Às onze da noite, o telefone tocou. Diogo não conversava com seus parentes, tampouco tinha amigos, por isso nunca recebia telefonemas. Possuía telefone só para emergências. Odiava falar com alguém sem olhar nos olhos. Aquela ligação inesperada interrompeu seu sono. Ao ouvir o ring, pensou em não atender, porém o toque não cessava. "Deve ser importante", pensou. Levantou-se. Caminhou, irritado, até o aparelho. Pegou o gancho. "Alô", bufou.
- Por que me evita? - perguntou uma jovem voz feminina.
- Creio que houve um engano, moça.
- Não banque o esperto. Estou te procurando há semanas. Por onde andou?
- Tem certeza de que sabe com quem está falando?

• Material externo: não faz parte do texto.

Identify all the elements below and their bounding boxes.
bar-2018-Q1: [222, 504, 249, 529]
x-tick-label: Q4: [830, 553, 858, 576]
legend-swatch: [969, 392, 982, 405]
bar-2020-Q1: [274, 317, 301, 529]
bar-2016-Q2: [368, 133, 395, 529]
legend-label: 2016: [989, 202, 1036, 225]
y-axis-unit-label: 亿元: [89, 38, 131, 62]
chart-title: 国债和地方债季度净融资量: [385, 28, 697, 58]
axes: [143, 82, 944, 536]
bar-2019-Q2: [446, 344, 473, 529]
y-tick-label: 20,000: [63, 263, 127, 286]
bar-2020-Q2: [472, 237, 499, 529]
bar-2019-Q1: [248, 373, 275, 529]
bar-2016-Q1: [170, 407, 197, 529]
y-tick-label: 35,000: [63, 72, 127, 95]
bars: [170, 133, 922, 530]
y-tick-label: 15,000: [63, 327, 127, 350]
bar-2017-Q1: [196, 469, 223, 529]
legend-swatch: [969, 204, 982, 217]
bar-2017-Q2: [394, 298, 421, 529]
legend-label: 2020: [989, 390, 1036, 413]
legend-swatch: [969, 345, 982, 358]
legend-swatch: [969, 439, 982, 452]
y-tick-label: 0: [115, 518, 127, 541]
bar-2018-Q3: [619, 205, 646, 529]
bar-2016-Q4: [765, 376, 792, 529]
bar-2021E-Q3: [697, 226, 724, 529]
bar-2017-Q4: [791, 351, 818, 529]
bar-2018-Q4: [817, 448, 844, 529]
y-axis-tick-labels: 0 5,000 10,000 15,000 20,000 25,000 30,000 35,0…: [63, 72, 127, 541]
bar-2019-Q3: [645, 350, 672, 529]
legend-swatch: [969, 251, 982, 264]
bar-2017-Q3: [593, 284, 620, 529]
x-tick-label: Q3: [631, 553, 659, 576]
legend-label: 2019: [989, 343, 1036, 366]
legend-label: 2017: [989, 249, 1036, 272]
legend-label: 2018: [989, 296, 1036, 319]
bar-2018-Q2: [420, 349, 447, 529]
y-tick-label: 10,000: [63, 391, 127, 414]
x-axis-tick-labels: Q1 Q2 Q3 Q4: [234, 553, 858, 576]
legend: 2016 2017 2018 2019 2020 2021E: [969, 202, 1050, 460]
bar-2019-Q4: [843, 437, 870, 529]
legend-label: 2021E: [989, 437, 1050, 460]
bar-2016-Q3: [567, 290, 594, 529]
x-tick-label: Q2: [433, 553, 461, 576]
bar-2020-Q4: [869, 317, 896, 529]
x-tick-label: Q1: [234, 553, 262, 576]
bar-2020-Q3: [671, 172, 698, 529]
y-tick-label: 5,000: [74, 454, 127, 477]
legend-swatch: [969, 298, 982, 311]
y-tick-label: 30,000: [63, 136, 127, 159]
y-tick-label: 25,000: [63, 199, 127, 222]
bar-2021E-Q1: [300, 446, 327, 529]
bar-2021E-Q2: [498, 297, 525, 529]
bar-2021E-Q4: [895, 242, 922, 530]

- Não me venha com seus sarcasmos!
- Tudo bem. Não precisa gritar.
- Estou triste...
Ele já tencionava desligar, mas, devido ao timbre dolente dela, sentiu-se apanhado por um misto de comoção e curiosidade. Concluíra que a coitada, de fato, pensava que ele era outra pessoa. Sem saber por que, deu corda na situação:
- Me desculpe, linda.
- É só isso que tem a dizer?
- O que quer que eu diga, amor?
- Ora essa! Me abandona sem qualquer razão e só pede desculpas. Exijo explicações.
- Estive muito ocupado.
- Com o quê?
- Complicações.
O rapaz não achava mais jeito de manter a conversa. Estava prestes a contar a verdade, dizer que ela tinha discado o número errado, que ele nem sequer tinha namorada. Esperou que a garota dissesse algo. Houve alguns segundos de silêncio e uns soluços vindos do outro lado da linha que o perturbaram.
- Eu quero te ver. - chorou ela.
Enternecido, Diogo a consolou dizendo que não havia motivo para tristeza. Prometeu visitá-la quando amanhecesse. Disse algumas palavras típicas de namorado apaixonado e desligou. Em seguida, retomou o sono. Sonhou que não era Diogo.